Bank of Korea Raises Rates for First Time in Over 6 Years

South Korea on Thursday became the first major Asian economy to raise its main policy rate since the Federal Reserve started increasing U.S. rates two years ago, the latest sign of a global move away from crisis-era stimulus measures.

The Bank of Korea increased rates for the first time in more than six years in response to faster-than-expected growth this year and an uptick in inflation as a strengthening U.S. economy, a recovery in Europe and unexpected resilience in Chinese growth drive a synchronized global expansion.

The widely expected rate increase came just a day after North Korea's latest missile provocation left Asian markets largely unruffled, indicating little need for the central bank to delay a move that will likely herald a wave of similar decisions across Asia.

Of 17 market analysts surveyed by The Wall Street Journal ahead of the decision, 14 said they expected the bank to raise the base rate by a quarter percentage point to 1.5% at the latest policy meeting. They cited the country's fastest expansion in over seven years in the third quarter as a factor calling for less support for the economy as brisk exports powered by a smartphone-driven tech boom and increased government spending fuel growth.

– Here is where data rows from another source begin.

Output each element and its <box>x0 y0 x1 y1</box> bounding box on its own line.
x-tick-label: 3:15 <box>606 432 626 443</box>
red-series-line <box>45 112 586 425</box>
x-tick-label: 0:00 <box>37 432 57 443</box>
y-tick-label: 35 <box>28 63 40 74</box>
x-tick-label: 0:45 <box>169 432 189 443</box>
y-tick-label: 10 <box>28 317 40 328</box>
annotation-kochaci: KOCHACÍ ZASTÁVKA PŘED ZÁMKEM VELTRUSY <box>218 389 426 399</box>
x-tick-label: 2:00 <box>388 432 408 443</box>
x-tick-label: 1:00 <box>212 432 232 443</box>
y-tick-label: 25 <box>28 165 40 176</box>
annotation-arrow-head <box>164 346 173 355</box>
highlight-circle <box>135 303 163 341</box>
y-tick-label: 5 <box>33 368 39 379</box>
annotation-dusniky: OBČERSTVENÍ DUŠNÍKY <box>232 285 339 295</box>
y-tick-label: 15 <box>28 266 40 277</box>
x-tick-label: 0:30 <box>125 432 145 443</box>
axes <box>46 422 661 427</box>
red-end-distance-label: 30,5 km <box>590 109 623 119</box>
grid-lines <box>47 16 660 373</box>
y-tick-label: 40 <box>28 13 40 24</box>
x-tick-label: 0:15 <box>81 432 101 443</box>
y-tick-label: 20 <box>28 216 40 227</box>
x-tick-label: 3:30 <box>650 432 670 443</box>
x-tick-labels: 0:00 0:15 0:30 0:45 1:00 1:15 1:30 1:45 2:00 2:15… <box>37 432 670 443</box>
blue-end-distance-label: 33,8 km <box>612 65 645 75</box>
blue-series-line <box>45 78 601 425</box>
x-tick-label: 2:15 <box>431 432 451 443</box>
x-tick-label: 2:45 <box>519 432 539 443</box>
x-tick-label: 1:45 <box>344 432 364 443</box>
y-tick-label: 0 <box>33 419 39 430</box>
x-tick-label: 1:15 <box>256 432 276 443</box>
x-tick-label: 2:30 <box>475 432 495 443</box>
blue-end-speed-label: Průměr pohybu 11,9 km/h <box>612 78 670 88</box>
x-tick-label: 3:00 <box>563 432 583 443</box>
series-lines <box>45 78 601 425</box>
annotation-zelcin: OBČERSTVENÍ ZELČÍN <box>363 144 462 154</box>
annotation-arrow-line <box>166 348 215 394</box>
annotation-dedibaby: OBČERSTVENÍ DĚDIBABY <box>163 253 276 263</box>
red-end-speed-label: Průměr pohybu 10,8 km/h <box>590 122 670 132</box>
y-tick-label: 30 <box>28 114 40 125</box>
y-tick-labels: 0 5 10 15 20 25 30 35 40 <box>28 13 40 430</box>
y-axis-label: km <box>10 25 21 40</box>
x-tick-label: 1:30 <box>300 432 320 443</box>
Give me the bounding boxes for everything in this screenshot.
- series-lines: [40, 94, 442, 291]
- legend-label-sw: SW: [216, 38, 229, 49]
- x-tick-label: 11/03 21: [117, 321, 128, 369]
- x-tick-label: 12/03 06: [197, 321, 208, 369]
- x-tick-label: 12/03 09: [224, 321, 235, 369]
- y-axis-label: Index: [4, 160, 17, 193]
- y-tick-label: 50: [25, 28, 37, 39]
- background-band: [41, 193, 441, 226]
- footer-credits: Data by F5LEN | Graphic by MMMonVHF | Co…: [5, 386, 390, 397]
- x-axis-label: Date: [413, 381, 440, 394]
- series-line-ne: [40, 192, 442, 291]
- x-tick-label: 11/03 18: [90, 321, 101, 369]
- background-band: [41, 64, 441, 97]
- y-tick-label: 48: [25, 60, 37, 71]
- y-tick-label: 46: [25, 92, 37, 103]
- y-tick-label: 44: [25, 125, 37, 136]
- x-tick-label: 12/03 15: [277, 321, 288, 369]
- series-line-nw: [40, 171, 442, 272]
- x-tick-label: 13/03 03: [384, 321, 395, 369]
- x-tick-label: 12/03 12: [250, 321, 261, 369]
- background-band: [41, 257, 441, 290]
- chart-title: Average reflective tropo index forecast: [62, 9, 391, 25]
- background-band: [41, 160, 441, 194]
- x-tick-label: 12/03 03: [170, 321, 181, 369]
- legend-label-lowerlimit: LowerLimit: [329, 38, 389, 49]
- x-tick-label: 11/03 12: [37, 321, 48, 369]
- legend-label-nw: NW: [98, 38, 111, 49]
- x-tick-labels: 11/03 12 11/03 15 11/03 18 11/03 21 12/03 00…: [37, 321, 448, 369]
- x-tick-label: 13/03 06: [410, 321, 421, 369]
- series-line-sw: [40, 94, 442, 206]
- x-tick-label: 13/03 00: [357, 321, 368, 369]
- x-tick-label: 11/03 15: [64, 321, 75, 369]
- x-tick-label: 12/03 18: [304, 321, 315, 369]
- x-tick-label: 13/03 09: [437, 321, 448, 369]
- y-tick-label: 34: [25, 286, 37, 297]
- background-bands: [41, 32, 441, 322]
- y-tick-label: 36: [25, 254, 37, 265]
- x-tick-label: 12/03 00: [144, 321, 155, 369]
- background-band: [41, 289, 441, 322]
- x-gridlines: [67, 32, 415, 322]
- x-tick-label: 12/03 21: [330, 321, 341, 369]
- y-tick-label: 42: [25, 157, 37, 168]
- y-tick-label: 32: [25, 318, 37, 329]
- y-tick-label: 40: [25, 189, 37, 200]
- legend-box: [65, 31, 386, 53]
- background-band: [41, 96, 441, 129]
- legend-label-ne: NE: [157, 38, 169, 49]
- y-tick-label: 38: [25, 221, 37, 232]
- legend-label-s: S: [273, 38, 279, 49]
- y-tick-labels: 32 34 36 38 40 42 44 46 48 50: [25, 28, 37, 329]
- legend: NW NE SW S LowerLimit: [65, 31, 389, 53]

Samsung Electronics Co. is a key player in the world's tech-supply chain, manufacturing smartphones, memory chips and display panels for its own Galaxy models and also for Apple Inc.'s iPhones.

Seoul's left-leaning government, meanwhile, has ramped up fiscal stimulus to boost welfare spending and create more public jobs since it came to power in May.

Goldman Sachs said in a recent report that a wave of rate increases starting in South Korea would likely spread across Asia to Malaysia and Taiwan next year, and Thailand in 2019, as those emerging economies enjoy robust growth, inflationary pressure and the impact of further U.S. rate increases.

Major global central banks in advanced economies have recently been in a tightening mode. The Fed has raised rates twice this year, with another increase expected in December. The Bank of Canada raised rates in back-to-back meetings this summer and the Bank of England raised rates in November for the first time in a decade. The European Central Bank is set to dial back its bond-buying program in January.

Seoul's policy makers expect economic growth this year to top even their latest 3% forecast. The Organization for Economic Cooperation and Development Wednesday raised its growth estimate for Korea to 3.2% this year.

The International Monetary Fund also upgraded its view to 3.2% earlier in November. The IMF also said that monetary conditions would still support growth even if interest rates were raised a few times.

Still, the central bank is expected to proceed only gradually with rate increases. While consumer inflation is hovering around the central bank's 2% target, up from an average of 1% in 2016, it shows few signs of pushing sharply higher.

Some South Korean policy makers and analysts also point out that while the country's export-focused sector is in rude health, the economy at large is not consistently stronger with private consumption continuing to show signs of softness. That patchiness is also seen in other economies in the region.

The won's steep gains against the U.S. dollar could also potentially undermine South Korean exports, while high levels of household debt are weighing on spending. Korea's currency has gained around 11% against the dollar so far this year with about half the gains coming in the last six weeks as investors priced in a likely rate increase.